Заскрипев, состав трогался с места и уже спустя минуту, набрав привычный темп, монотонно стучал по рельсам.
Мыслей о побеге ни у кого не возникало. Времена были не те. Каждый в душе гордился, что его призвали на службу, тем более ни в советскую армию, в так называемые «шурупы», а в элитные, пограничные войска КГБ СССР, служить в которых было заветной мечтой любого парня. Мечта близка к воплощению. С каждым километром, оставшимся позади, они приближались к заветному часу, когда на плечи упадут зеленые погоны, а голову украсит зеленая же фуражка. В душе они опасались только одного, как бы все в последний момент не переигралось. И забравший команду пограничный представитель не поделился бы частью ребят с каким-нибудь охотником до солдатских душ, что неминуемо привело бы к крушению заветной мечты.
Но километры продолжали убегать вдаль, а ничего не менялось. Иногда поезд останавливался на какой-нибудь станции, испещренной десятками путей, пересекающих ее во всех направлениях. Подкативший маневренный паровоз, отцеплял вагон от состава и куда-то тащил, бесконечно петляя по переплетению железнодорожных путей. И казалось, бесконечному кружению на пятачке железнодорожной станции не будет конца, и они обречены остаток дней провести в блуждающем по лабиринту путей, вагоне. Но по прошествии некоторого времени труженик-паровоз завершал казавшееся минуту назад бессмысленным кружение, и, пыхнув дымком на прощание, упирал вагон в хвост очередному составу, за которым им предстоит продолжить дальнейший путь. А затем, издав прощальный гудок, паровоз исчезал в хитросплетении рельсов и столбов, навсегда скрываясь из глаз.

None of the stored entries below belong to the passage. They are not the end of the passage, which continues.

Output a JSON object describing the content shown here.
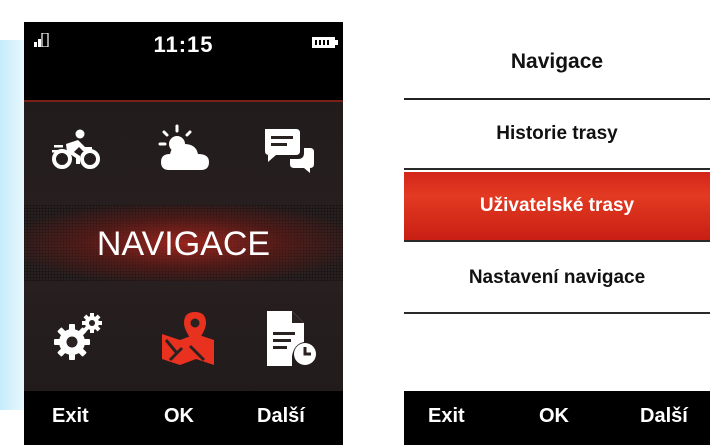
{
  "left_screen": {
    "status": {
      "time": "11:15",
      "signal_icon": "signal-icon",
      "battery_icon": "battery-icon"
    },
    "menu": {
      "icons_top": [
        "bicycle-icon",
        "weather-icon",
        "messages-icon"
      ],
      "highlighted_mode": "NAVIGACE",
      "icons_bottom": [
        "settings-icon",
        "map-icon",
        "history-icon"
      ]
    },
    "softkeys": {
      "exit": "Exit",
      "ok": "OK",
      "next": "Další"
    },
    "colors": {
      "accent": "#e8311f",
      "background": "#000000"
    }
  },
  "right_screen": {
    "title": "Navigace",
    "items": [
      {
        "label": "Historie trasy",
        "selected": false
      },
      {
        "label": "Uživatelské trasy",
        "selected": true
      },
      {
        "label": "Nastavení navigace",
        "selected": false
      }
    ],
    "softkeys": {
      "exit": "Exit",
      "ok": "OK",
      "next": "Další"
    },
    "colors": {
      "selection": "#d92a1c"
    }
  }
}
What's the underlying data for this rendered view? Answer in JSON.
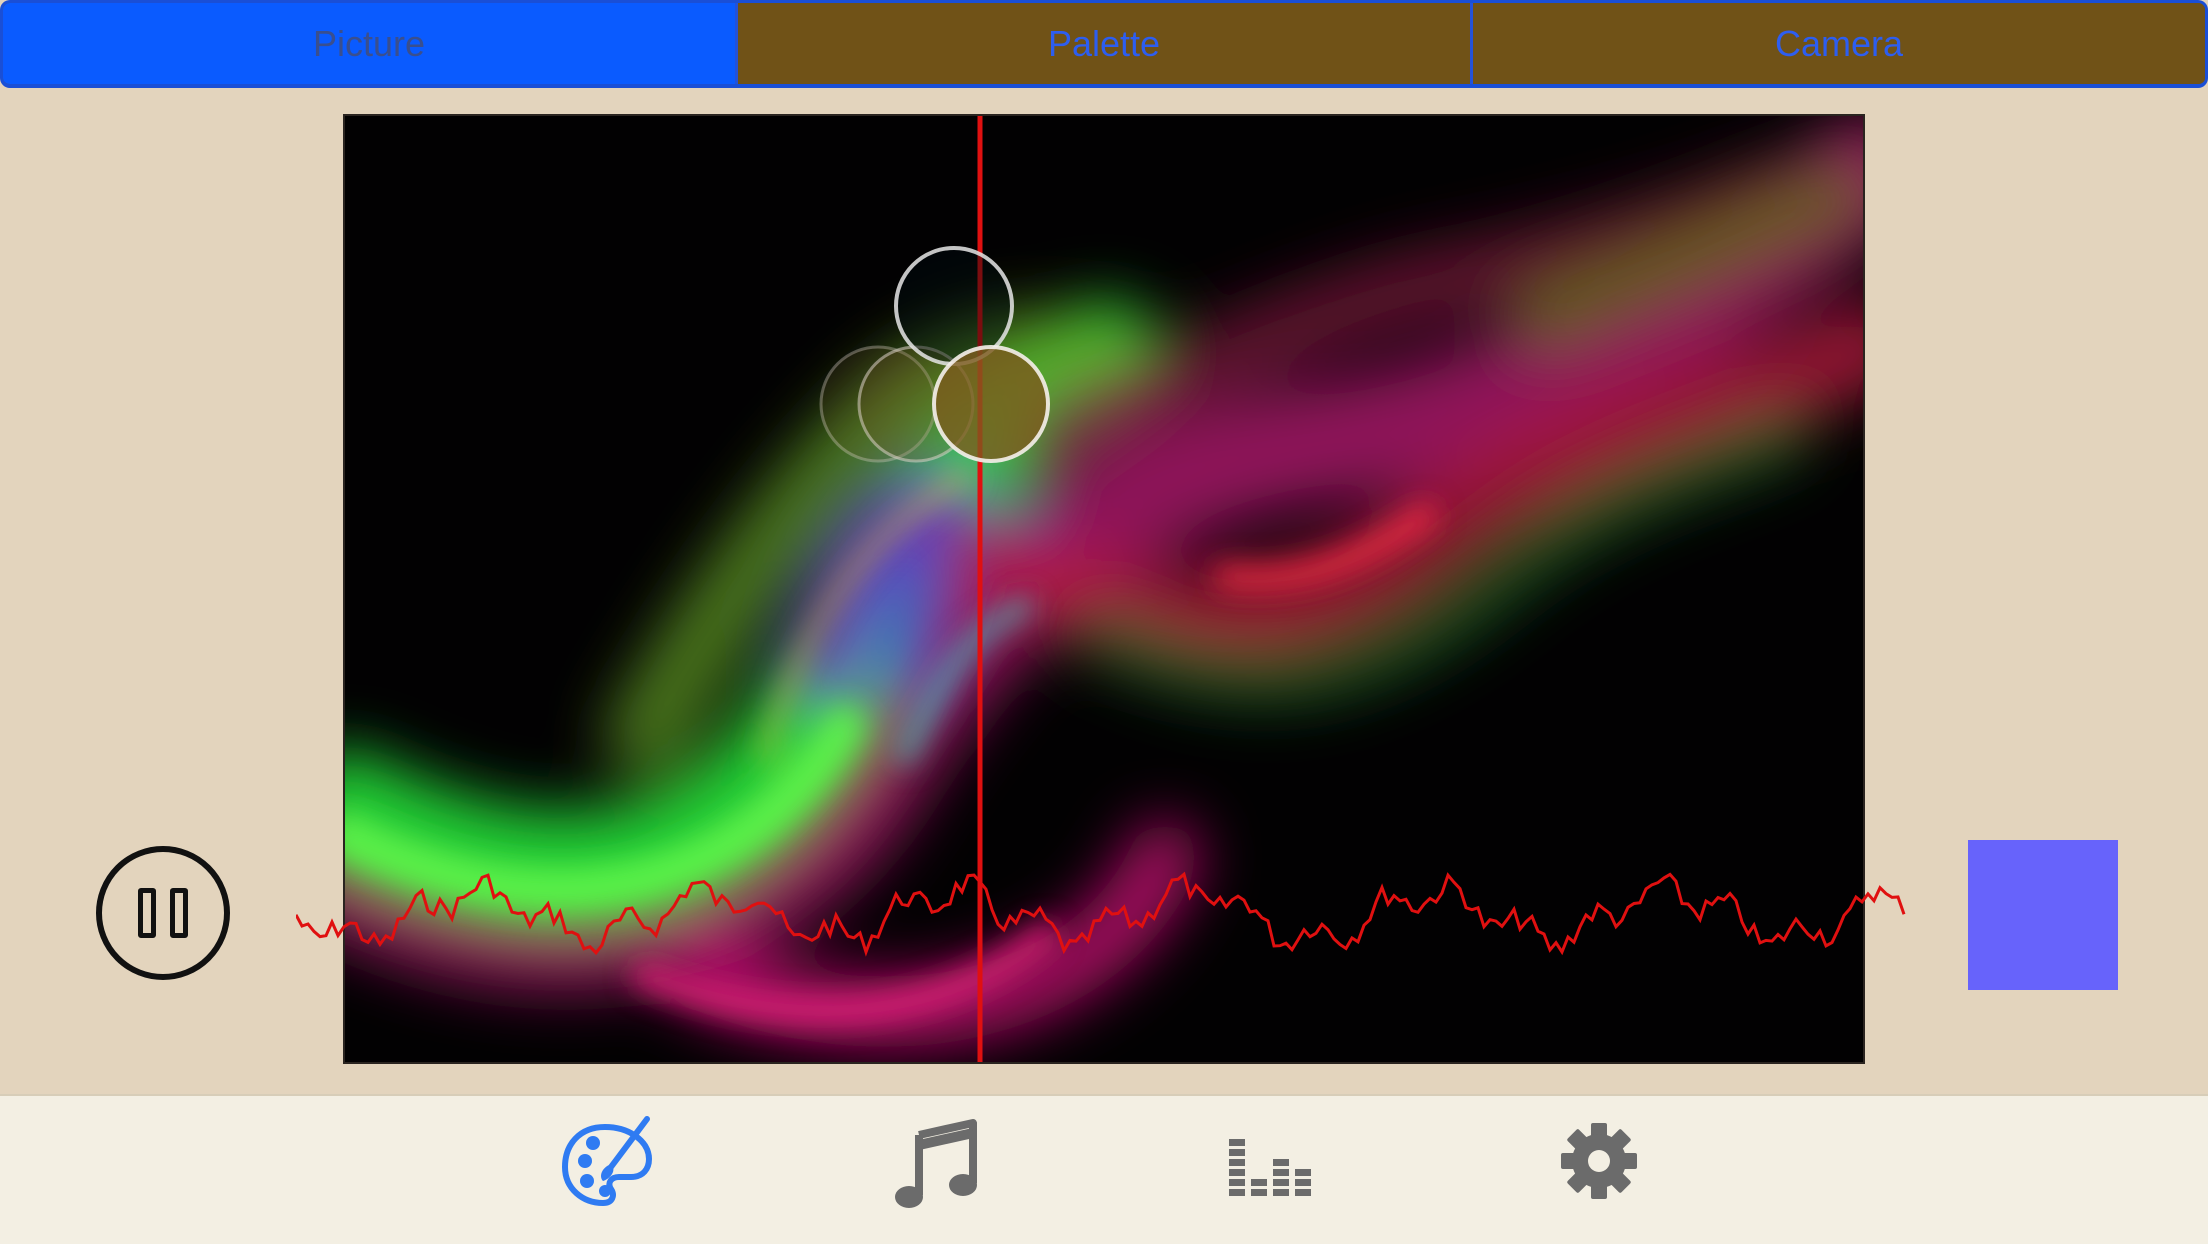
{
  "segments": {
    "picture_label": "Picture",
    "palette_label": "Palette",
    "camera_label": "Camera",
    "selected": "Picture"
  },
  "colors": {
    "segment_active_bg": "#0a5bff",
    "segment_bg": "#705217",
    "segment_text": "#2d5ef0",
    "playhead": "#e01010",
    "waveform": "#e01010",
    "swatch": "#6763fb",
    "tab_active": "#2f7bf2",
    "tab_inactive": "#6b6b6b",
    "background": "#e3d4bd"
  },
  "tabbar": {
    "items": [
      {
        "name": "palette-brush-icon",
        "active": true
      },
      {
        "name": "music-note-icon",
        "active": false
      },
      {
        "name": "equalizer-icon",
        "active": false
      },
      {
        "name": "gear-icon",
        "active": false
      }
    ]
  }
}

А затем вновь следовало ожидание, которое заканчивалось всегда одинаково. Состав медленно трогался с места, и словно крадучись покидал приютившую его на время, железнодорожную станцию, чтобы, миновав ее, вновь начать стремительный бег за горизонт. Парни продолжали сидеть и таращиться за окно, или валяться на полке, кому как повезло. Или совершать прогулки до тамбура, чтобы, покурив, и понаблюдав на простирающиеся за окном пейзажи, вернуться на место.
Если какой-нибудь отчаянной голове и пришла бы мысль покинуть пределы отведенного им для жизни на ближайшие трое суток вагона, вряд ли бы что из этого вышло. Покинуть вагон было невозможно, даже ночью, даже на безлюдном полустанке. Причиной этому были парни в зеленых фуражках и с оружием в руках, зорко следящие и ночью, и днем, за тем, чтобы никто из дурости своей, не покинул прицепного вагона.
Поезд мчался вперед, по мере уменьшения количества банок с пайком в рюкзаках будущих солдат, приближая их к окончанию пути длинною в тысячи километров.
Привычные, милые сердцу леса, остались далеко позади. Перед глазами раскинулась центральная часть России, с многочисленными городами, возделанными полями, множеством рек и речушек, озер и водоемов, кишащих рыбой и пернатой братией, обитающей в густых прибрежных зарослях. Проходящий вблизи речных лент поезд, вздымал бесчисленные сонмы пернатых, застилавших солнце, заставляющих Лешкино сердце сжиматься в сладостном томлении.